Все у нас шло по задуманному плану. И так продолжалось раз в неделю месяца три-четыре. Однажды Наровчатов сказал мне, что мне пора составлять первую книжку.
– Она будет еще очень плохая, – сказал он. – Но вам нужно отделаться от накопленных Вами стихов, где Вы придумываете самого себя. Если Вы, Шеня, будете продолжать так писать, никто, включая Вас самого, не узнает, кто вы такой. А потом нужно начать писать самого себя с самого детства. А чтобы написать это хорошо, у Вас уже готовы все инструменты. От Кирсанова пора вам уходить, а вот помирить в себе Есенина с Маяковским вам, может быть, удастся. Я уже позвонил в «Сов. Пис» Фогельсону и сказал, что я готов написать на Вас внутреннюю рецензию. Он обрадовался, потому что Вы, по-моему, им зверски надоели Вашими обиваниями их порога, а никто не хочет Вас рецензировать. Я, кстати, тоже. Книжка же будет плохая – я это знаю. Но из Вас, Шеня, может получиться толк, потому что хоть Вы и влюблены в самого себя, но в поэзию – больше».
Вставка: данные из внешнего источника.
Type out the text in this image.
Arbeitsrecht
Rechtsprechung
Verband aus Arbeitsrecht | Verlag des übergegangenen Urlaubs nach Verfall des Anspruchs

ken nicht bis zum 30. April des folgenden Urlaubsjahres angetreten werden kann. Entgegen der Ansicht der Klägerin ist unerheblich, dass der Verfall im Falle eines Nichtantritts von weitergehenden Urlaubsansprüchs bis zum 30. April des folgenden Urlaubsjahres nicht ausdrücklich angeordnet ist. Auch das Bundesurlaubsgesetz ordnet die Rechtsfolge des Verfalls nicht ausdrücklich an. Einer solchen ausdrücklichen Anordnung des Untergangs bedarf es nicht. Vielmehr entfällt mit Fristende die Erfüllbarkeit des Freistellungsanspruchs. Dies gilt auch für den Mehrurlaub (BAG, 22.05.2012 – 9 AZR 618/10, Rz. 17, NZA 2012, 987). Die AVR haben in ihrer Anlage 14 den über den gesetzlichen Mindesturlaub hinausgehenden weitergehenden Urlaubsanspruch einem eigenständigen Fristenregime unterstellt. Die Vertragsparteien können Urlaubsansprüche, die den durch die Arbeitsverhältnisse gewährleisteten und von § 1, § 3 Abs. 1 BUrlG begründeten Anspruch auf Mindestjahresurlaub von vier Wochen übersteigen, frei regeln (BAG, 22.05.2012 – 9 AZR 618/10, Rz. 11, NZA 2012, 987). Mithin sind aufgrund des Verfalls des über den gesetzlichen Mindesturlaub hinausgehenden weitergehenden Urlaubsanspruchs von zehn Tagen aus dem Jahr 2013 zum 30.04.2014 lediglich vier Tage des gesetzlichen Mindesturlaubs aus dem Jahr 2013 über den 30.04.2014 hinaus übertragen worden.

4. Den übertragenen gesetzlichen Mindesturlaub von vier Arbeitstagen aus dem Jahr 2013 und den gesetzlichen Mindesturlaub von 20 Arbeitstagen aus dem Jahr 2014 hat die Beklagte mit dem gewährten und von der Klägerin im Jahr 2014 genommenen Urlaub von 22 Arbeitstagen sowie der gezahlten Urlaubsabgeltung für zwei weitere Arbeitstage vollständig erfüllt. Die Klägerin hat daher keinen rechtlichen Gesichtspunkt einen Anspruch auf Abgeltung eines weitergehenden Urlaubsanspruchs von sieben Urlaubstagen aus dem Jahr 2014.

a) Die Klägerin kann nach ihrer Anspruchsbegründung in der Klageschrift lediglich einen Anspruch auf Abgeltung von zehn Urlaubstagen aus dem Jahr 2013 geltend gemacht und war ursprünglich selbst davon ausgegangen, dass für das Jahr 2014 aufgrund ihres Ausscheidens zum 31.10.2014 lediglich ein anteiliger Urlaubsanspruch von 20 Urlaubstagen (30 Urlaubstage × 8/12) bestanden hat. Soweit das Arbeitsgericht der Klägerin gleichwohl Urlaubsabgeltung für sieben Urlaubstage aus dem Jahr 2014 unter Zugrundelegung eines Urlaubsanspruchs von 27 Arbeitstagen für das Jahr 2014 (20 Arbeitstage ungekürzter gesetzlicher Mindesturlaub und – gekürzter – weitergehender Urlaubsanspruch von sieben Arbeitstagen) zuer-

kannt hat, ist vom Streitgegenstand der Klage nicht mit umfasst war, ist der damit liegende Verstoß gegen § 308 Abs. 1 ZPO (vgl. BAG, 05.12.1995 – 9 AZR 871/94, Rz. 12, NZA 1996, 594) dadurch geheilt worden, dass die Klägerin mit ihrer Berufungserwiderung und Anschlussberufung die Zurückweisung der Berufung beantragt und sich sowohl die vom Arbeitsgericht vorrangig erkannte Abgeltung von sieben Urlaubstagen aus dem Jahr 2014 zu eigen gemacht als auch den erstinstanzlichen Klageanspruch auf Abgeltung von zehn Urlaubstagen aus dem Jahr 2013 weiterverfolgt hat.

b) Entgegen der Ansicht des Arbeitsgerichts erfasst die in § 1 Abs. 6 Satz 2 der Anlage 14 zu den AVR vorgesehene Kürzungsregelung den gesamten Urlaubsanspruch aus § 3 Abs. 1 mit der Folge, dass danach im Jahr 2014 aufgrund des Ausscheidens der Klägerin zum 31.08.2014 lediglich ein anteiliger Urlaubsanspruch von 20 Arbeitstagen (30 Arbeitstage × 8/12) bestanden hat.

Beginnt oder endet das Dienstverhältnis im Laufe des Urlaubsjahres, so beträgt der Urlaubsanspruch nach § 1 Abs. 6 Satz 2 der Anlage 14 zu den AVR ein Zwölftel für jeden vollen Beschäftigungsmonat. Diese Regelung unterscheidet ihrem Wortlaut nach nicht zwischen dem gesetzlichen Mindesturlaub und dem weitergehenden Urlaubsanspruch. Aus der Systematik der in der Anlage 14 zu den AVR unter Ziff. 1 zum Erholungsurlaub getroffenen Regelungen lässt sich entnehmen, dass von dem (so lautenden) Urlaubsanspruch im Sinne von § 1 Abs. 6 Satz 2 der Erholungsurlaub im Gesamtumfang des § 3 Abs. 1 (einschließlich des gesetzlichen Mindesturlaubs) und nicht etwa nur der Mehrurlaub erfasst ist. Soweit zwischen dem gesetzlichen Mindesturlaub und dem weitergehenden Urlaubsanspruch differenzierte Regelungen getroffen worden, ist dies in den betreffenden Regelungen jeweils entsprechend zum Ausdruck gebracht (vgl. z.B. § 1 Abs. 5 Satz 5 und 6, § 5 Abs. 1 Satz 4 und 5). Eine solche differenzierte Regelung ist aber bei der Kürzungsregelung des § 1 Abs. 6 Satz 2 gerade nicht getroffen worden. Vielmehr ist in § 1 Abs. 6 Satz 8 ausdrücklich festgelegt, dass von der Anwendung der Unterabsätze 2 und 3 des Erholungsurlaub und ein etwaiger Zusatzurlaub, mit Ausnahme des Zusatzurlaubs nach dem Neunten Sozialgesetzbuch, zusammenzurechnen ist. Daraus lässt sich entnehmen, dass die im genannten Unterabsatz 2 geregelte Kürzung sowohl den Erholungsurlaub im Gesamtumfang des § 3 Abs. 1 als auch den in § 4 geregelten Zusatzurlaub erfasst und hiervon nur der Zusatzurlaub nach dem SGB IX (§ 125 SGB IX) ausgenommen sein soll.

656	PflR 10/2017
Вскоре я ему принес рукопись книжки «Разведчики грядущего» в редакцию МК. Он ее быстренько пролистал и сказал: «Ну что же, это прекрасный набор инструментов для следующей книги. Теперь их надо применить с умом, но не забыть дать книге душу. Помните, что вторая книга важнее первой. Кстати, я сегодня могу приобрести пару четвертинок. Галя сегодня в отлучке».